The Tenant Farmers Association (TFA) is urging the Chancellor of the Exchequer to consider including tax reforms which would help incentivise longer farm tenancies as part of the autumn budget.

The TFA is working with Government on measures to help the agricultural industry build resilience, raise productivity, manage risk and secure its long-term profitability.

Within the tenanted sector of agriculture, it is difficult, if not impossible, to achieve these goals when the average Farm Business Tenancies is only four years and 85% of all new tenancies are let for no more than five years.

TFA chief executive George Dunn said: “It has been 23 years since the introduction of the Agricultural Tenancies Act 1995 which ushered in Farm Business Tenancies.

The legislation represented a major deregulation of the agricultural let sector and at the time there were great hopes that it would increase opportunities both for new entrants and progressing farmers.

“However, nearly two and a half decades on and neither of these objectives have been attained.

“Whilst we saw an increase in the amount of let land through the early years of the new legislation, this has, by and large, tailed off.”

Shorter lease terms

Dunn said the biggest failing of the legislation has been the “perpetuation of short lease terms”, something he says has led to inefficiency.

“Farming is a long-term endeavour requiring significant capital investment, patience, good soil management and the ability to balance profitable years against the bad.

“Short-term tenancies are holding back progression, investment and sustainable land use. Farm Business Tenancies have been too short for too long and this must change.”

The TFA believes that average term lengths on FBTs should be 10 years or more and that the Government should be using fiscal levers to encourage a more sustainable position.
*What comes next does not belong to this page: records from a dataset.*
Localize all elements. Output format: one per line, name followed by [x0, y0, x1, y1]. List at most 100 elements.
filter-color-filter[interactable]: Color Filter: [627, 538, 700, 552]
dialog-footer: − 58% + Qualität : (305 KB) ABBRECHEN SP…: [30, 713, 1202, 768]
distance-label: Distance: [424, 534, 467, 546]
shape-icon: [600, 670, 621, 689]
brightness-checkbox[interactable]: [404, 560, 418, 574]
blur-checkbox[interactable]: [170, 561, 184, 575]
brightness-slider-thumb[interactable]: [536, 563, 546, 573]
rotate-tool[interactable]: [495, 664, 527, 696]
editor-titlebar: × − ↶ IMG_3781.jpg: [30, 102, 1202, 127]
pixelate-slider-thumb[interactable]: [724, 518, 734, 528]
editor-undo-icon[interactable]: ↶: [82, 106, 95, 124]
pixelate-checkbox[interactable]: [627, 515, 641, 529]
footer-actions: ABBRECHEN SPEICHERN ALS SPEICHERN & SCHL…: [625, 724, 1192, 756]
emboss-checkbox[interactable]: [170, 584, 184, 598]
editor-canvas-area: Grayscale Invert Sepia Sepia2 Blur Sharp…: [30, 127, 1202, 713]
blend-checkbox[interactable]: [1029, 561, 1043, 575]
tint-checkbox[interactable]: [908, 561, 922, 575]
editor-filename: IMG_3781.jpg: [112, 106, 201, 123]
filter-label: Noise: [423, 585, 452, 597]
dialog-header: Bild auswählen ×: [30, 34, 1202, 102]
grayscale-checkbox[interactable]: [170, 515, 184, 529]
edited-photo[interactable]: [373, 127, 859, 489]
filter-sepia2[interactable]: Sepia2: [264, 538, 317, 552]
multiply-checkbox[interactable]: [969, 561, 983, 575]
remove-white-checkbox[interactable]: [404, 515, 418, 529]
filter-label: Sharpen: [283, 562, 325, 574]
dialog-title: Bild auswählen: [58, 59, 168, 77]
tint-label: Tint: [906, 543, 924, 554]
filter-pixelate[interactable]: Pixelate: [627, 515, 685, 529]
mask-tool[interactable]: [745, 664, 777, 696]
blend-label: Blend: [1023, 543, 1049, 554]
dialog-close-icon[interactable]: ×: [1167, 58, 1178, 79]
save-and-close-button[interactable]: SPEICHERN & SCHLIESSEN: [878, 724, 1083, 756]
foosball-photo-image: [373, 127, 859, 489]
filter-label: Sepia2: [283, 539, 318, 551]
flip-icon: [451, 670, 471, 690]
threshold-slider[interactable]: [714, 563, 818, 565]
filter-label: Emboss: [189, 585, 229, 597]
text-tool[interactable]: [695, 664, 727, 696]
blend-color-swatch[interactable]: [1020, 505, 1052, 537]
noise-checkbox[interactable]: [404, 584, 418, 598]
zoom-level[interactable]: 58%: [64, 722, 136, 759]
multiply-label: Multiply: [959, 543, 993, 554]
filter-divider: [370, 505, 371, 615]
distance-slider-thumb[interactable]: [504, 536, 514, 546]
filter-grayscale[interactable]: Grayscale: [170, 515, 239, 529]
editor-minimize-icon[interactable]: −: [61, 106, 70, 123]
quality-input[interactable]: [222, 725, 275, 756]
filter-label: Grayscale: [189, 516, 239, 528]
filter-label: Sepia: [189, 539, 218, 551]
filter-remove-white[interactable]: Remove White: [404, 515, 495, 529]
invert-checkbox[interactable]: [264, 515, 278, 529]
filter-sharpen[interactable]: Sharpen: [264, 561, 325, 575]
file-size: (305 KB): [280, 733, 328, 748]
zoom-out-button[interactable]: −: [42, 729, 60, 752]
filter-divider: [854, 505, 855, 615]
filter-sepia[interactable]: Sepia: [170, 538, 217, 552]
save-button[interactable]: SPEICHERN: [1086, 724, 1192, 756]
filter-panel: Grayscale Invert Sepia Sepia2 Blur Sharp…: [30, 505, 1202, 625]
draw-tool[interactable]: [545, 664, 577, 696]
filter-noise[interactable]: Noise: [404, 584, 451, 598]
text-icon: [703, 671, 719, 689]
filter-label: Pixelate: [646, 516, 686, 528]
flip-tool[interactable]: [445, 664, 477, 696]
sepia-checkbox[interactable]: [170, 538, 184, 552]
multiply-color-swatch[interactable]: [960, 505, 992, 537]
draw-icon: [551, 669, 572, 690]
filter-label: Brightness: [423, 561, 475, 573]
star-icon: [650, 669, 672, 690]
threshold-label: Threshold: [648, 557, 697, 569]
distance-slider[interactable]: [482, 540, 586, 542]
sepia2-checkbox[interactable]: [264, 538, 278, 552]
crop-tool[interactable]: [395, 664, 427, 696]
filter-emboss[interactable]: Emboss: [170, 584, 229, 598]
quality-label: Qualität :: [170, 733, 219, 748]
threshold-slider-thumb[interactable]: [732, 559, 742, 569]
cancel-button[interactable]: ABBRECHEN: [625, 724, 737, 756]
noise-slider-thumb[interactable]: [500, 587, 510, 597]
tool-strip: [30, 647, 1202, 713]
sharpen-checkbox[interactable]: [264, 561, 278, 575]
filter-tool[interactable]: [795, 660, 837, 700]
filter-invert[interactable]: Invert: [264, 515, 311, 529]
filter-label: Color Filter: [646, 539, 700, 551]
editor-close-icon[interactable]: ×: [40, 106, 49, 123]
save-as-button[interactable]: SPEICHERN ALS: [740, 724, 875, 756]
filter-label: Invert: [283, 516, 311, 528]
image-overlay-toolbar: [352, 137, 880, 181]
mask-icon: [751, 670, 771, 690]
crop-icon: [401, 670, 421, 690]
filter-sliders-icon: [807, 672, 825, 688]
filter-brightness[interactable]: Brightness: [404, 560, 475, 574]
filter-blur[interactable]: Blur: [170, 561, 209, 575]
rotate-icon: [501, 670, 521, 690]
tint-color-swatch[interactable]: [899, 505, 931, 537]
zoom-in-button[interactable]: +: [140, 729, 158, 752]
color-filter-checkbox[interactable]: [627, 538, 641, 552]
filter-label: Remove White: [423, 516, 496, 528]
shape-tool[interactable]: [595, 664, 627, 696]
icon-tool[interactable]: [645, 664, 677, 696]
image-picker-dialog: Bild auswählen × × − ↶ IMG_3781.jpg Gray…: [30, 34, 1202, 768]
The TFA has proposed the following tax changes to improve lengths of term and productivity on tenanted holdings:

  • Restricting 100% Agricultural Property Relief from Inheritance Tax (currently available to all landlords regardless of the length of time for which they are prepared to let land) only to those prepared to let for 10 years or more, or on new tenancies with the security of tenure under the Agricultural Holdings Act 1986.
  • Offering landlords prepared to let land for 10 years or more the ability to declare their income as if it was trading income for taxation purposes.
  • Reforming Stamp Duty Land Tax to end the discrimination against longer tenancies.
  • Abolition of Capital Gains Tax rollover relief for purchases of land (other than in cases where land has been lost to compulsory purchase) and instead allowing relief for capital gains invested into fixed equipment on let holdings to drive on farm productivity, profitability and resilience.

“There is a growing consensus that the taxation environment within which landlords make decisions is encouraging a plethora of short-term interests in land and that this is leading to unsustainable economic outcomes. We cannot allow this situation to perpetuate,” added Dunn.